Tosi mielenkiintosta!

Fәsmәtәn said...

Actually, Tatars of Far East called themselves as Turk-Tatar, that could be clearly observed from "Milli Bayraq (Bayrak)" newspaper; the official resolutions of Kurultays, published in that newspaper [for more details google for Nadir Devlet, Larissa Usmanova, Merthan Dundar, and Selcuk Esenbel, again].
Tatar (or Turkic people of Idil-Ural, later-to-be-called Tatars) always were aware of Turkic component of their identity. The extent could (should) be discussed. So, that's not surprising that it appeared in Far East.

It couuld be said that Abdurreshit Ibrahim was more of Islamic identity, rather then Turkic.
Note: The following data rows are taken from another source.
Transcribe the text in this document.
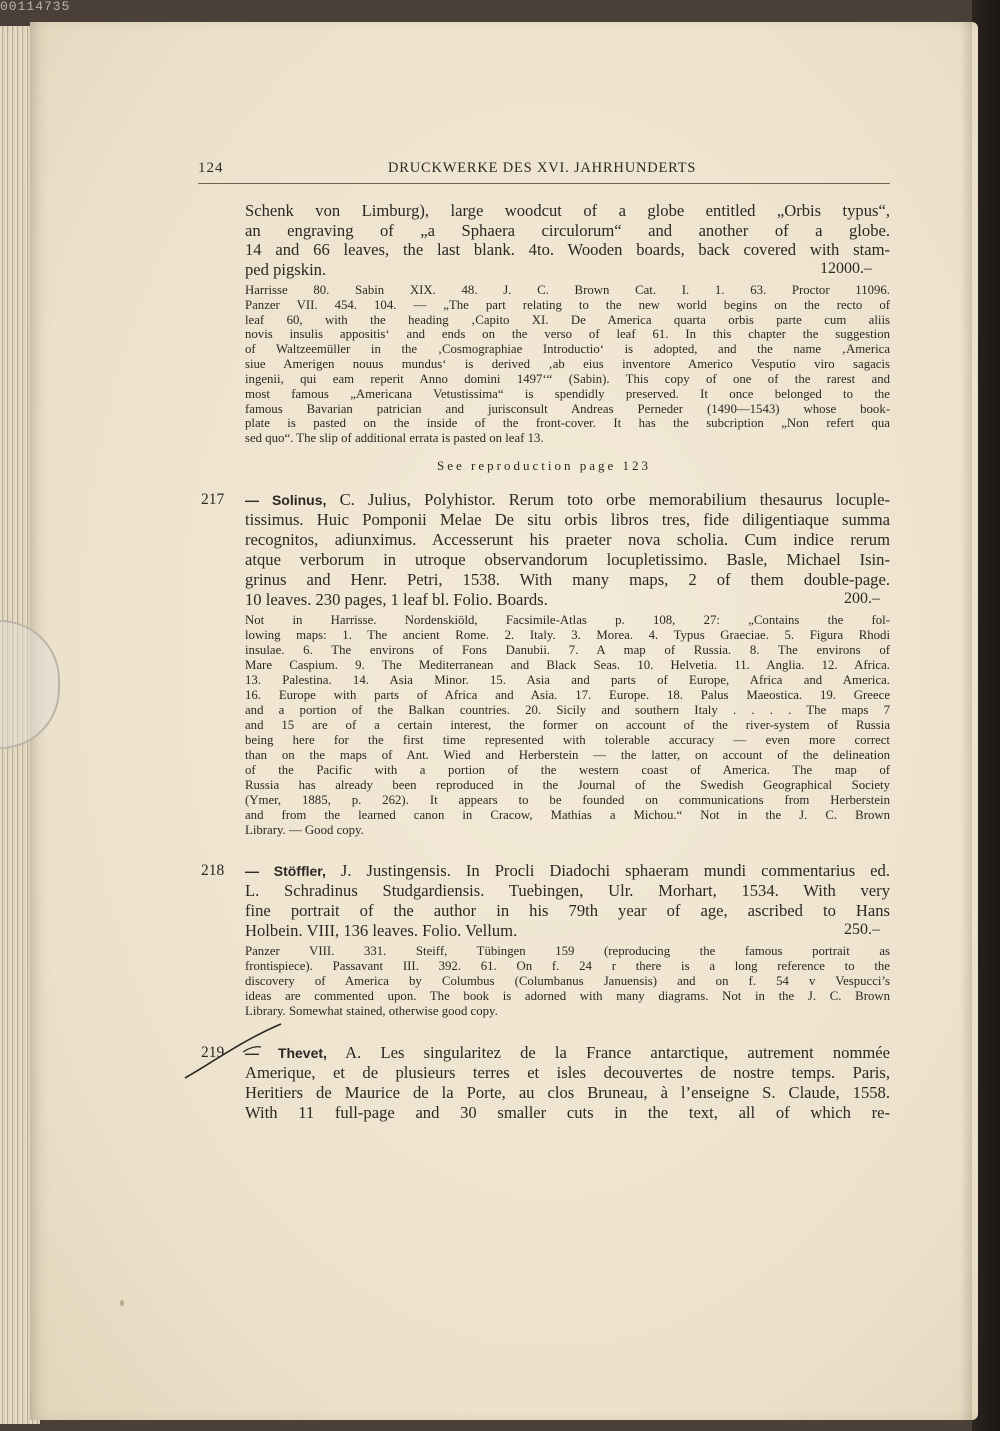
00114735
124	DRUCKWERKE DES XVI. JAHRHUNDERTS

Schenk von Limburg), large woodcut of a globe entitled „Orbis typus“,

an engraving of „a Sphaera circulorum“ and another of a globe.

14 and 66 leaves, the last blank. 4to. Wooden boards, back covered with stam-

ped pigskin.	12000.–

Harrisse 80. Sabin XIX. 48. J. C. Brown Cat. I. 1. 63. Proctor 11096.

Panzer VII. 454. 104. — „The part relating to the new world begins on the recto of

leaf 60, with the heading ‚Capito XI. De America quarta orbis parte cum aliis

novis insulis appositis‘ and ends on the verso of leaf 61. In this chapter the suggestion

of Waltzeemüller in the ‚Cosmographiae Introductio‘ is adopted, and the name ‚America

siue Amerigen nouus mundus‘ is derived ‚ab eius inventore Americo Vesputio viro sagacis

ingenii, qui eam reperit Anno domini 1497‘“ (Sabin). This copy of one of the rarest and

most famous „Americana Vetustissima“ is spendidly preserved. It once belonged to the

famous Bavarian patrician and jurisconsult Andreas Perneder (1490—1543) whose book-

plate is pasted on the inside of the front-cover. It has the subcription „Non refert qua

sed quo“. The slip of additional errata is pasted on leaf 13.

See reproduction page 123
217 — Solinus, C. Julius, Polyhistor. Rerum toto orbe memorabilium thesaurus locuple-

tissimus. Huic Pomponii Melae De situ orbis libros tres, fide diligentiaque summa

recognitos, adiunximus. Accesserunt his praeter nova scholia. Cum indice rerum

atque verborum in utroque observandorum locupletissimo. Basle, Michael Isin-

grinus and Henr. Petri, 1538. With many maps, 2 of them double-page.

10 leaves. 230 pages, 1 leaf bl. Folio. Boards.	200.–

Not in Harrisse. Nordenskiöld, Facsimile-Atlas p. 108, 27: „Contains the fol-

lowing maps: 1. The ancient Rome. 2. Italy. 3. Morea. 4. Typus Graeciae. 5. Figura Rhodi

insulae. 6. The environs of Fons Danubii. 7. A map of Russia. 8. The environs of

Mare Caspium. 9. The Mediterranean and Black Seas. 10. Helvetia. 11. Anglia. 12. Africa.

13. Palestina. 14. Asia Minor. 15. Asia and parts of Europe, Africa and America.

16. Europe with parts of Africa and Asia. 17. Europe. 18. Palus Maeostica. 19. Greece

and a portion of the Balkan countries. 20. Sicily and southern Italy . . . . The maps 7

and 15 are of a certain interest, the former on account of the river-system of Russia

being here for the first time represented with tolerable accuracy — even more correct

than on the maps of Ant. Wied and Herberstein — the latter, on account of the delineation

of the Pacific with a portion of the western coast of America. The map of

Russia has already been reproduced in the Journal of the Swedish Geographical Society

(Ymer, 1885, p. 262). It appears to be founded on communications from Herberstein

and from the learned canon in Cracow, Mathias a Michou.“ Not in the J. C. Brown

Library. — Good copy.

218 — Stöffler, J. Justingensis. In Procli Diadochi sphaeram mundi commentarius ed.

L. Schradinus Studgardiensis. Tuebingen, Ulr. Morhart, 1534. With very

fine portrait of the author in his 79th year of age, ascribed to Hans

Holbein. VIII, 136 leaves. Folio. Vellum.	250.–

Panzer VIII. 331. Steiff, Tübingen 159 (reproducing the famous portrait as

frontispiece). Passavant III. 392. 61. On f. 24 r there is a long reference to the

discovery of America by Columbus (Columbanus Januensis) and on f. 54 v Vespucci’s

ideas are commented upon. The book is adorned with many diagrams. Not in the J. C. Brown

Library. Somewhat stained, otherwise good copy.

219 — Thevet, A. Les singularitez de la France antarctique, autrement nommée

Amerique, et de plusieurs terres et isles decouvertes de nostre temps. Paris,

Heritiers de Maurice de la Porte, au clos Bruneau, à l’enseigne S. Claude, 1558.

With 11 full-page and 30 smaller cuts in the text, all of which re-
But he still was the linkage Between Turkic-Muslim community of Turk-Tatars in Far East and newly-established secular Turkish Republic [Few years before he brought to Konya region of late-Ottoman period Tatars from Siberia - nowadays it's a 100 y. old village of Bogrudelik]. In the period of WWII Turkey and Japan had stayed in contact, and Turkish officials were aware of Muslim Turk-Tatar community there in the Far East. Later on, it was Turkey, who accepted fleeing stateless Tatars of Far East. May be that moment, that act of honour was the breaking point for that Community to embed another meaning to the word Turk [deviation from "Turkic" to "Turkish"]. It's mere an opinion.